Humanhood

In “Irreversible Damage,” the emotional centerpiece of the Weather Station’s seventh album, Humanhood, we hear a moving conversation between songwriter and bandleader Tamara Lindeman and a friend. “When you get shattered into a million pieces,” the friend asks over warping synth chords and a meandering saxophone melody, “what can you do?” Can you put the pieces back together? How do you try? The conversation— mixed so that the human voices are not above or in front of their instrumental companions but woven among them—concerns personal heartache and environmental catastrophe both. The conversation, like much of Humanhood, doesn’t definitively answer the questions it poses; instead, it stares at that shattering directly, considering equally the destruction it caused and the potential to rebuild.

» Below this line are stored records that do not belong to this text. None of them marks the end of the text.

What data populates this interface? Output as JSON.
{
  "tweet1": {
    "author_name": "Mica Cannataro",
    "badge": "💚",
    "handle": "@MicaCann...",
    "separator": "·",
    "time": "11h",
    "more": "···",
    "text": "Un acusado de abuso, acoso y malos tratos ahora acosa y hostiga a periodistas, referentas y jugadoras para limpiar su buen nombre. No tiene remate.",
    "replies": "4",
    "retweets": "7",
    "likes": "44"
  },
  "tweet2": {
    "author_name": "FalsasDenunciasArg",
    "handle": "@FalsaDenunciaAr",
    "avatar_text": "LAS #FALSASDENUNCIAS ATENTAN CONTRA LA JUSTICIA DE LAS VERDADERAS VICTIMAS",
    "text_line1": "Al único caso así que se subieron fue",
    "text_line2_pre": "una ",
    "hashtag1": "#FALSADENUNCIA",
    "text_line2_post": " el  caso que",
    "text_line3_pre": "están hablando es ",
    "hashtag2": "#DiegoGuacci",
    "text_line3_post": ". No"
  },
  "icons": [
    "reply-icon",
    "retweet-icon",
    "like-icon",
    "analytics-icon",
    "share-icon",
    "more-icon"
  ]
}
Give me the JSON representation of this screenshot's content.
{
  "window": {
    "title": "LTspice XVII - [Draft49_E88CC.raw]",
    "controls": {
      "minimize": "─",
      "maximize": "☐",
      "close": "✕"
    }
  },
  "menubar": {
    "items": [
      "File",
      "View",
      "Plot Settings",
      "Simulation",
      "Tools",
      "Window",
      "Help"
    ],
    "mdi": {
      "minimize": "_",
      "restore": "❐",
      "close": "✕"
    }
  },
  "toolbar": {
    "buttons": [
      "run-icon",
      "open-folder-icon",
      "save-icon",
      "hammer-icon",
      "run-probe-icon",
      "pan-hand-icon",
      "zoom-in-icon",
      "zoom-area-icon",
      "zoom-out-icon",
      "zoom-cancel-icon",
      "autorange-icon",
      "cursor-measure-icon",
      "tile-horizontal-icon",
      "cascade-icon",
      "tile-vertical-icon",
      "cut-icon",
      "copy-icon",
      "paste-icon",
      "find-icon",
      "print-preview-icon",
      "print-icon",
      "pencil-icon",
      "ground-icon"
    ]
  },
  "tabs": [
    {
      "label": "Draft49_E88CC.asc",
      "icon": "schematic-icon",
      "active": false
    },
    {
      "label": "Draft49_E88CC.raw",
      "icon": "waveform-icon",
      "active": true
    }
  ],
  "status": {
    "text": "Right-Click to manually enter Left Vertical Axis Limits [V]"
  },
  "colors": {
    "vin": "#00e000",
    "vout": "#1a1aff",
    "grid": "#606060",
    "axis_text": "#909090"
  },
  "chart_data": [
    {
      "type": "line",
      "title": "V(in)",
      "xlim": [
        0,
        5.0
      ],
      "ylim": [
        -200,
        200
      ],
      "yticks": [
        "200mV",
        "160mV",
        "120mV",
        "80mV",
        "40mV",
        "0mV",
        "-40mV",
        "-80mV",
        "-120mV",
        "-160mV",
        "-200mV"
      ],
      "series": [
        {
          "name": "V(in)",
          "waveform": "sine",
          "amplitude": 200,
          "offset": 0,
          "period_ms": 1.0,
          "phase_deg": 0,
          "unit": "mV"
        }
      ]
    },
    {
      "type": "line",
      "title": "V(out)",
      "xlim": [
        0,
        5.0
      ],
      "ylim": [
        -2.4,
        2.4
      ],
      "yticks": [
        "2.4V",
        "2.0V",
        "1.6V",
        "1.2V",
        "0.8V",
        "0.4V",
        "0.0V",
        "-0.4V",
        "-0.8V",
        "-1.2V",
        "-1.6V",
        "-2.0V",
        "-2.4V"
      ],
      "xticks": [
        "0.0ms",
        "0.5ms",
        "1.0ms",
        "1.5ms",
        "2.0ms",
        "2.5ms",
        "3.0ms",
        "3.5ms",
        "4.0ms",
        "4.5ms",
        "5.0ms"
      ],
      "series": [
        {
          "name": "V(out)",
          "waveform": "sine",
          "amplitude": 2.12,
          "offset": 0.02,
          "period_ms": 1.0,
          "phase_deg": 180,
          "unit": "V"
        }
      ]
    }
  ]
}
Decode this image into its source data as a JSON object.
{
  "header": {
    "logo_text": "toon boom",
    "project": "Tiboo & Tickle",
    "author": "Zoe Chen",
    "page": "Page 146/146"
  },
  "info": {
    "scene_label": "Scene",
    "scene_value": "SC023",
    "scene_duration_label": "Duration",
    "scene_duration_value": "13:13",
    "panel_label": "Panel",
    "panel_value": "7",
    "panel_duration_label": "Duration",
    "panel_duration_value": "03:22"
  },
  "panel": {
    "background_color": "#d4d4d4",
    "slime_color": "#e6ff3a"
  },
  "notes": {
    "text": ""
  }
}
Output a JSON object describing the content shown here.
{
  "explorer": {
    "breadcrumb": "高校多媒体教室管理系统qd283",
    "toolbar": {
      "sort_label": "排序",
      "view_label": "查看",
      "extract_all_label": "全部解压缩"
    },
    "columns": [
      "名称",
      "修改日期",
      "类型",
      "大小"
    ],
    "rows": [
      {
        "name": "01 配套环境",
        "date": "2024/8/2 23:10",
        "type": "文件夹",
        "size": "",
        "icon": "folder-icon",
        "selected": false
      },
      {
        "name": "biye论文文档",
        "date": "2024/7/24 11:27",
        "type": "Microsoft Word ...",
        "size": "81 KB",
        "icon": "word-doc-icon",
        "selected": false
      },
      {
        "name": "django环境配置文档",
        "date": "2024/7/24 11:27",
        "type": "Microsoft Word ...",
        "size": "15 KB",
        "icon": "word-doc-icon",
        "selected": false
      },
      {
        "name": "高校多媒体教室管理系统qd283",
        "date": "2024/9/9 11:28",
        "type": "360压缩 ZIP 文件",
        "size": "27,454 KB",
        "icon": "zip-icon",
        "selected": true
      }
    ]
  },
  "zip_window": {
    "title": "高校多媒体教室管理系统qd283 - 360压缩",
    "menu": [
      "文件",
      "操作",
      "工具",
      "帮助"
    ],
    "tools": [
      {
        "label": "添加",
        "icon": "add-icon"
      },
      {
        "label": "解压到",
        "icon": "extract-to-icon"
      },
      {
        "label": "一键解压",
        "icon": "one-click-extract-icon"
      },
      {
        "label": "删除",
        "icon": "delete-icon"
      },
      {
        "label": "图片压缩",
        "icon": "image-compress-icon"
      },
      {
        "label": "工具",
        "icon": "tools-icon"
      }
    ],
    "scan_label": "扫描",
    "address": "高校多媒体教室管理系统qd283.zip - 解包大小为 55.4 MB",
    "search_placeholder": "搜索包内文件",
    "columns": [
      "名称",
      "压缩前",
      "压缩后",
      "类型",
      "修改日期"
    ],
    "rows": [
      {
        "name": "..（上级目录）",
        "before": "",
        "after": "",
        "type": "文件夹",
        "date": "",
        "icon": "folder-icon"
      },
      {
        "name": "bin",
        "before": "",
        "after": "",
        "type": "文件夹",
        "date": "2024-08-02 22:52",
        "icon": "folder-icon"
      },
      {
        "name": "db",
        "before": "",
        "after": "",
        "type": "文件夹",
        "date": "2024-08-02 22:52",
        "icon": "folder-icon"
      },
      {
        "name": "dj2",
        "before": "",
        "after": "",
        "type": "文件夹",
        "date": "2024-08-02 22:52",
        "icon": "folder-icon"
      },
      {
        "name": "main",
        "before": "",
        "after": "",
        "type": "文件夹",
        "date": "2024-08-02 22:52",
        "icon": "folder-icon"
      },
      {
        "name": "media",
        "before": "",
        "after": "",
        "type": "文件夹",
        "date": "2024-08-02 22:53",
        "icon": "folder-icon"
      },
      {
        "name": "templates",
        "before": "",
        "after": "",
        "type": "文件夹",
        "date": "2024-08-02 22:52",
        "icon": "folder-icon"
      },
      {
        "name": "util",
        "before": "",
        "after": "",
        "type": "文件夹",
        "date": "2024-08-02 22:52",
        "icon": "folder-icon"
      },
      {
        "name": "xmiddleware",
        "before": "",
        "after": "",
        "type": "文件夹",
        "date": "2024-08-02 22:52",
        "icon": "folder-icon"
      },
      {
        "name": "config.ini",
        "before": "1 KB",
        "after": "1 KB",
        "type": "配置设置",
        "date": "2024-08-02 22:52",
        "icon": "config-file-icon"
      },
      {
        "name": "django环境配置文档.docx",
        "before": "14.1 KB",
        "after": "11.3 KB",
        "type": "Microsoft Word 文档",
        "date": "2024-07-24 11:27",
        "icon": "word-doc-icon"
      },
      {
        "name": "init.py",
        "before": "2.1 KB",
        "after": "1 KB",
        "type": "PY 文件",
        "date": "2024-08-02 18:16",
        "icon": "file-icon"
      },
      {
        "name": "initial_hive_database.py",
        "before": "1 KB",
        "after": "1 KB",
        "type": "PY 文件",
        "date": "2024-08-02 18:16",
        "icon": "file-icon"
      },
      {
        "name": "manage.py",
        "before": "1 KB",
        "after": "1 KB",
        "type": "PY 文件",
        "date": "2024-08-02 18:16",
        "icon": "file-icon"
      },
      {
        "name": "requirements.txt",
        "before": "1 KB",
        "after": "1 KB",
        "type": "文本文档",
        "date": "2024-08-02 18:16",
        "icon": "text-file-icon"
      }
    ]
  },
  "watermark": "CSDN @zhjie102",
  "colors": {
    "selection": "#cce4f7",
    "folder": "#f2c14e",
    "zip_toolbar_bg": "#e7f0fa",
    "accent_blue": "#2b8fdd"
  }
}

The Weather Station has been releasing emotionally attuned, patiently beautiful music for over a decade. But 2021’s Ignorance represented a breakthrough, a stunning record where Lindeman’s early folksy singer-songwriter sound blossomed with a full band: bass, keys, and guitar, plus two drummers, a saxophonist, and a flutist. Much of that record centered on the climate crisis, and Lindeman’s personal mourning at its unfolding—how the loss of species and the destruction of ecosystems is not just a political or structural failure, but also can truly break a person’s heart. Its follow-up, How Is It That I Should Look at the Stars, was looser and more intimate, a quieter companion to Ignorance’s audaciousness.

For Humanhood, Lindeman regrouped with Ignorance’s rhythm section, plus two additional musicians on woodwinds and bass, and spent two sessions improvising at Canterbury Music Company in Toronto. These recordings were later overdubbed with banjo, fiddle, guitar, strings, synth, and percussion. The group effort renders Humanhood’s songs lush and circuitous, seemingly propelled by an internal logic that’s being pieced together as you hear it. Many songs, including the jazzy “Mirror” or the aching “Ribbon,” feature extended, wordless outros where instruments drift in and out. Elsewhere, abstract instrumental tracks—“Descent,” “Passage,” “Aurora”—seem to offer a chance to breathe; still, the soundscapes created by their wallops of static and creeping crescendos hardly let the album’s tangled tensions evaporate.

Lindeman’s exquisite voice is, as ever, the gravitational center of the record. In certain moments—as on “Sewing” or “Lonely”—her singing can turn conversational, or become light as a whisper. Her voice feels close to your ear and, if you listen closely, you can hear a note of strain, like she’s divulging something she’s not quite ready to share. Lindeman comes by this fractured, anxious perspective honestly—many of these songs were written about her experience with chronic depersonalization that followed the release of Ignorance. “My mind glitching, kinda/Thinking dark thoughts lately,” she sings on Humanhood’s title track, “I should admit to somebody/Feeling cut off lately.” She asks herself: “Was I a person?”

Still, you don’t have to suffer a psychological break to relate to feeling cleaved from a stable personal identity or even losing your grip on the truth these days. Lindeman has said her perspective on Humanhood is also informed by the rise of disinformation, rampant political division, gridlock on climate action, and A.I.’s threats against creative labor—and destabilization on a personal scale, too. “A relationship can be a little personal fascism,” Lindeman has said. “It doesn’t really feel very different to living in a world where there’s absolutely no concern being given to the biggest planetary crisis.” The sound of the album—where acoustic instruments like banjo and fiddle are layered atop washes of synth, where moments of melody burst from clattering static—reflects this search for meaning within chaos.

Over and over on Humanhood, Lindeman returns to the physical body. It’s both a source of pain (“Look at this mess,” she sings on “Body Moves”: “Your body fooled you”) and a way out of it. On “Ribbon” and the title track, she brings her body to bodies of water; she tastes river water, goes for a swim. “Maybe if I go down to the water,” she sings on “Humanhood, “maybe I can get back into my body.” Her lyrics are sometimes narrative, but often elliptical and fragmentary—the product of a mind moving from dissociation and back toward connection. On the spare and restrained “Lonely,” she sings of listening to music performed by friends; she calls it “a simple recipe,” a type of “medicine” that allows her to sit calmly with her shame and darkness. In the album’s closing song, she offers the metaphor of sewing a quilt that can contain it all: fear and love and boredom, the natural world and all its imperfection. When she gets “hit by a shattering pain,” she sings, “I won’t try to forget/I’m going to include it.” The solution to Lindeman’s crisis—of depersonalization, but all the systemic crises too—doesn’t lie in blocking out the mess, she suggests, or in building a tether to a stable, solitary self. Rather, on an album of collaboratively made, piercingly beautiful music, she finds relief in tracing the seams that bind everything together.